CA - Marin weighs zoning changes over sea-level threat
Some property owners along the bay shoreline in unincorporated Marin would face new regulations for building on their land under a proposal reviewed by county supervisors and planning commissioners.
The officials held a discussion Tuesday about changing the standards for properties that lie within the county’s Bayfront Conservation Combining District zone. If adopted, the changes would mark the first time that sea-level rise adaptation measures have been incorporated into the county’s development code.
The regulations would implement policies contained in a new safety element for the county’s general plan, which is in the works.
The safety element, the county’s first since 2007, is required by the state in tandem with the county’s update of its housing element.

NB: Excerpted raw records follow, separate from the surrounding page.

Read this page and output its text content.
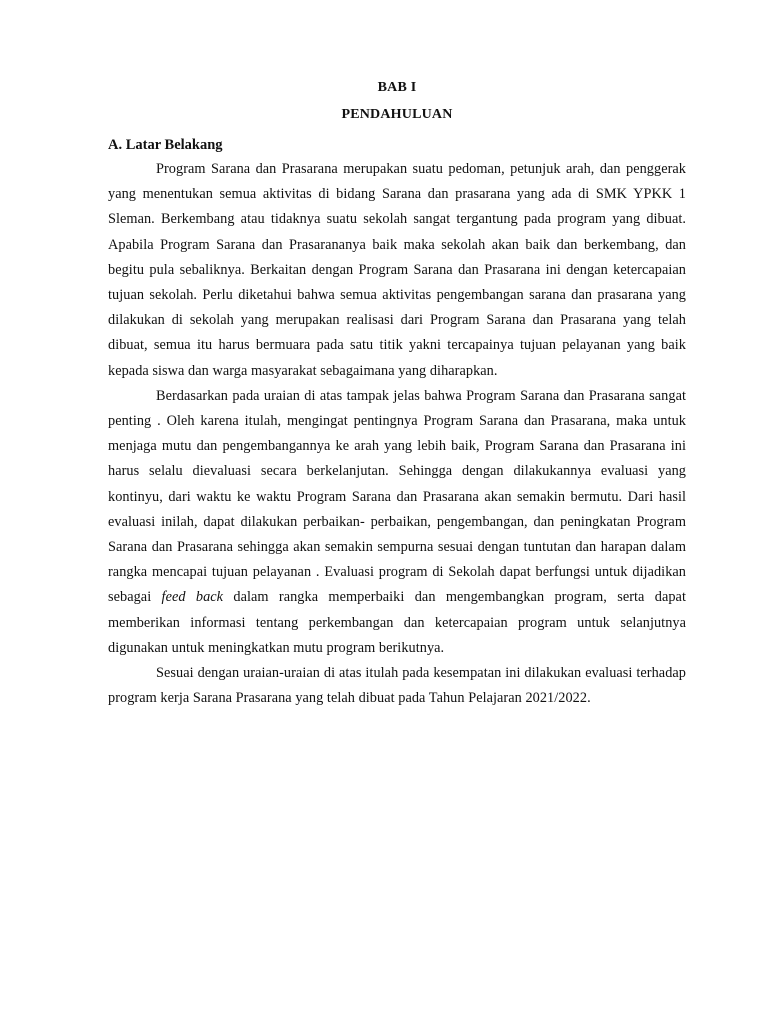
BAB I

PENDAHULUAN

A. Latar Belakang

Program Sarana dan Prasarana merupakan suatu pedoman, petunjuk arah, dan penggerak yang menentukan semua aktivitas di bidang Sarana dan prasarana yang ada di SMK YPKK 1 Sleman. Berkembang atau tidaknya suatu sekolah sangat tergantung pada program yang dibuat. Apabila Program Sarana dan Prasarananya baik maka sekolah akan baik dan berkembang, dan begitu pula sebaliknya. Berkaitan dengan Program Sarana dan Prasarana ini dengan ketercapaian tujuan sekolah. Perlu diketahui bahwa semua aktivitas pengembangan sarana dan prasarana yang dilakukan di sekolah yang merupakan realisasi dari Program Sarana dan Prasarana yang telah dibuat, semua itu harus bermuara pada satu titik yakni tercapainya tujuan pelayanan yang baik kepada siswa dan warga masyarakat sebagaimana yang diharapkan.

Berdasarkan pada uraian di atas tampak jelas bahwa Program Sarana dan Prasarana sangat penting . Oleh karena itulah, mengingat pentingnya Program Sarana dan Prasarana, maka untuk menjaga mutu dan pengembangannya ke arah yang lebih baik, Program Sarana dan Prasarana ini harus selalu dievaluasi secara berkelanjutan. Sehingga dengan dilakukannya evaluasi yang kontinyu, dari waktu ke waktu Program Sarana dan Prasarana akan semakin bermutu. Dari hasil evaluasi inilah, dapat dilakukan perbaikan- perbaikan, pengembangan, dan peningkatan Program Sarana dan Prasarana sehingga akan semakin sempurna sesuai dengan tuntutan dan harapan dalam rangka mencapai tujuan pelayanan . Evaluasi program di Sekolah dapat berfungsi untuk dijadikan sebagai feed back dalam rangka memperbaiki dan mengembangkan program, serta dapat memberikan informasi tentang perkembangan dan ketercapaian program untuk selanjutnya digunakan untuk meningkatkan mutu program berikutnya.

Sesuai dengan uraian-uraian di atas itulah pada kesempatan ini dilakukan evaluasi terhadap program kerja Sarana Prasarana yang telah dibuat pada Tahun Pelajaran 2021/2022.
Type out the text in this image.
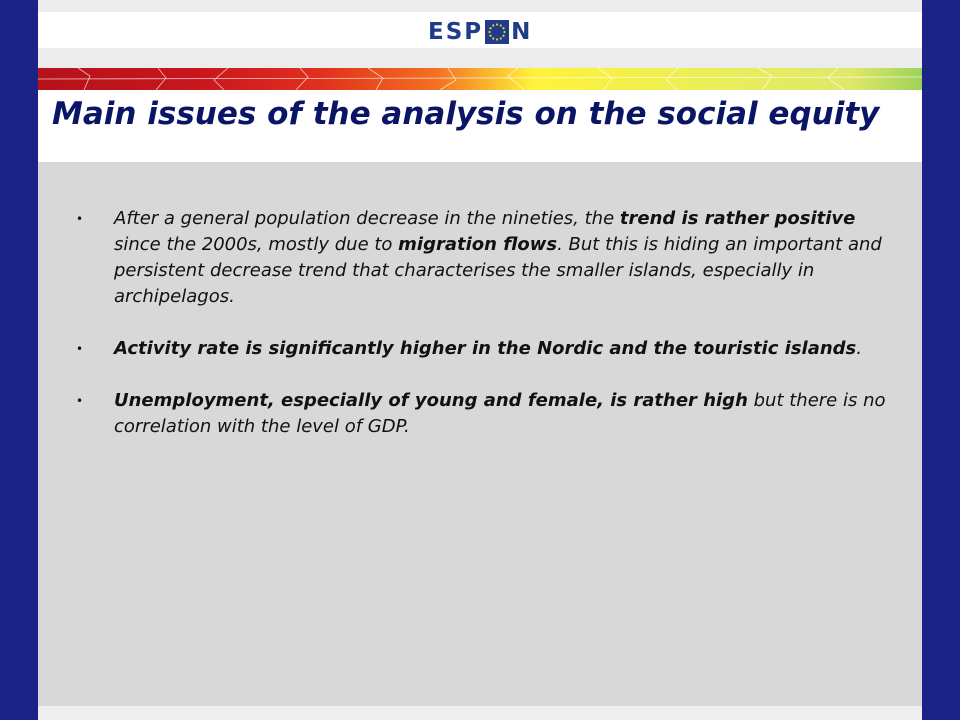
ESP N
Main issues of the analysis on the social equity
• After a general population decrease in the nineties, the trend is rather positive since the 2000s, mostly due to migration flows. But this is hiding an important and persistent decrease trend that characterises the smaller islands, especially in archipelagos.
• Activity rate is significantly higher in the Nordic and the touristic islands.
• Unemployment, especially of young and female, is rather high but there is no correlation with the level of GDP.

The housing element lays out a plan for meeting the state’s mandate to zone for the creation of 3,569 new residences in unincorporated areas from 2023 to 2031.
The bayfront conservation zone was created to prevent deterioration of environmental quality; ensure that potential hazards associated with development do not endanger public health; maintain options for restoring former tidal marshlands; and preserve access and view corridors to the shores.
The zone was superimposed upon areas of agricultural, residential or commercial zoning districts. Land located in the zone must conform to requirements of its primary zoning district as well as the bayfront conservation zone’s rules. If there is a conflict, bayfront conservation regulations take precedence.
The regulations under consideration would apply to new development on land within the bayfront conservation zone where a minimum sea-level rise of 3.3 feet is predicted to occur between 2050 and 2070.
The rules would mandate that the lowest habitable floor area of new buildings be elevated at least 3 feet above the base flood elevation, unless there were other site specific factors that make this elevation infeasible.
Hard shoreline protection improvements would be allowed only when nature-based shoreline protection improvements and hybrid improvements had been demonstrated to be infeasible.